Economic development groups in rural areas are getting smarter, too, about their approach to attracting new employers. It’s unlikely that any of them will become the next Silicon Valley, so they’re focused on how they can build on existing strengths.
In Elko, for example, Borda said Northeastern Nevada Regional Development Authority views the extensive infrastructure that surrounds its mining industry as a key to unlocking further economic development.
As one step, the region has focused on development of projects to mine barite, lithium and magnesium — projects that would use existing suppliers and skilled workers, but whose output wouldn’t be tied to the vagaries of precious metal prices.

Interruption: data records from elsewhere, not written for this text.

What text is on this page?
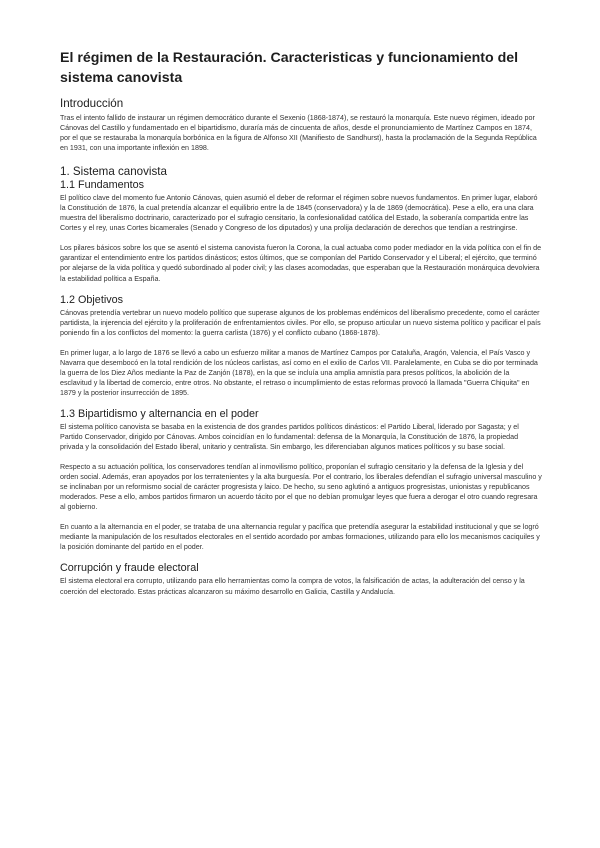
El régimen de la Restauración. Caracteristicas y funcionamiento del sistema canovista
Introducción

Tras el intento fallido de instaurar un régimen democrático durante el Sexenio (1868-1874), se restauró la monarquía. Este nuevo régimen, ideado por Cánovas del Castillo y fundamentado en el bipartidismo, duraría más de cincuenta de años, desde el pronunciamiento de Martínez Campos en 1874, por el que se restauraba la monarquía borbónica en la figura de Alfonso XII (Manifiesto de Sandhurst), hasta la proclamación de la Segunda República en 1931, con una importante inflexión en 1898.

1. Sistema canovista
1.1 Fundamentos

El político clave del momento fue Antonio Cánovas, quien asumió el deber de reformar el régimen sobre nuevos fundamentos. En primer lugar, elaboró la Constitución de 1876, la cual pretendía alcanzar el equilibrio entre la de 1845 (conservadora) y la de 1869 (democrática). Pese a ello, era una clara muestra del liberalismo doctrinario, caracterizado por el sufragio censitario, la confesionalidad católica del Estado, la soberanía compartida entre las Cortes y el rey, unas Cortes bicamerales (Senado y Congreso de los diputados) y una prolija declaración de derechos que tendían a restringirse.

Los pilares básicos sobre los que se asentó el sistema canovista fueron la Corona, la cual actuaba como poder mediador en la vida política con el fin de garantizar el entendimiento entre los partidos dinásticos; estos últimos, que se componían del Partido Conservador y el Liberal; el ejército, que terminó por alejarse de la vida política y quedó subordinado al poder civil; y las clases acomodadas, que esperaban que la Restauración monárquica devolviera la estabilidad política a España.

1.2 Objetivos

Cánovas pretendía vertebrar un nuevo modelo político que superase algunos de los problemas endémicos del liberalismo precedente, como el carácter partidista, la injerencia del ejército y la proliferación de enfrentamientos civiles. Por ello, se propuso articular un nuevo sistema político y pacificar el país poniendo fin a los conflictos del momento: la guerra carlista (1876) y el conflicto cubano (1868-1878).

En primer lugar, a lo largo de 1876 se llevó a cabo un esfuerzo militar a manos de Martínez Campos por Cataluña, Aragón, Valencia, el País Vasco y Navarra que desembocó en la total rendición de los núcleos carlistas, así como en el exilio de Carlos VII. Paralelamente, en Cuba se dio por terminada la guerra de los Diez Años mediante la Paz de Zanjón (1878), en la que se incluía una amplia amnistía para presos políticos, la abolición de la esclavitud y la libertad de comercio, entre otros. No obstante, el retraso o incumplimiento de estas reformas provocó la llamada "Guerra Chiquita" en 1879 y la posterior insurrección de 1895.

1.3 Bipartidismo y alternancia en el poder

El sistema político canovista se basaba en la existencia de dos grandes partidos políticos dinásticos: el Partido Liberal, liderado por Sagasta; y el Partido Conservador, dirigido por Cánovas. Ambos coincidían en lo fundamental: defensa de la Monarquía, la Constitución de 1876, la propiedad privada y la consolidación del Estado liberal, unitario y centralista. Sin embargo, les diferenciaban algunos matices políticos y su base social.

Respecto a su actuación política, los conservadores tendían al inmovilismo político, proponían el sufragio censitario y la defensa de la Iglesia y del orden social. Además, eran apoyados por los terratenientes y la alta burguesía. Por el contrario, los liberales defendían el sufragio universal masculino y se inclinaban por un reformismo social de carácter progresista y laico. De hecho, su seno aglutinó a antiguos progresistas, unionistas y republicanos moderados. Pese a ello, ambos partidos firmaron un acuerdo tácito por el que no debían promulgar leyes que fuera a derogar el otro cuando regresara al gobierno.

En cuanto a la alternancia en el poder, se trataba de una alternancia regular y pacífica que pretendía asegurar la estabilidad institucional y que se logró mediante la manipulación de los resultados electorales en el sentido acordado por ambas formaciones, utilizando para ello los mecanismos caciquiles y la posición dominante del partido en el poder.

Corrupción y fraude electoral

El sistema electoral era corrupto, utilizando para ello herramientas como la compra de votos, la falsificación de actas, la adulteración del censo y la coerción del electorado. Estas prácticas alcanzaron su máximo desarrollo en Galicia, Castilla y Andalucía.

Manufacturers of mine equipment are another targeted industry in northeastern Nevada. That targeting paid off with the announcement last fall that L&H Industrial, Inc., a major manufacturer and provider of repair services for large equipment used in the mining industry, would launch a new field services location in Battle Mountain. The Lander County Economic Development Authority spearheaded work to relocate the facility from Tooele, Utah.
Renewable-energy resources, meanwhile, provide a potential base for rural economic development across the state.
And Lincoln County officials have been trying to interest operators of biomass generation facilities in the use of a feedstock composed of juniper and pinyon that’s being thinned from federally owned lands.
None of those diversification efforts come easily or quickly.
“It’s taken some time, but we’re starting to see some real success,” says Borda.
The current softness in the mining industry provides a test of the past decade’s diversification efforts. The communities of rural Nevada are rising to the occasion.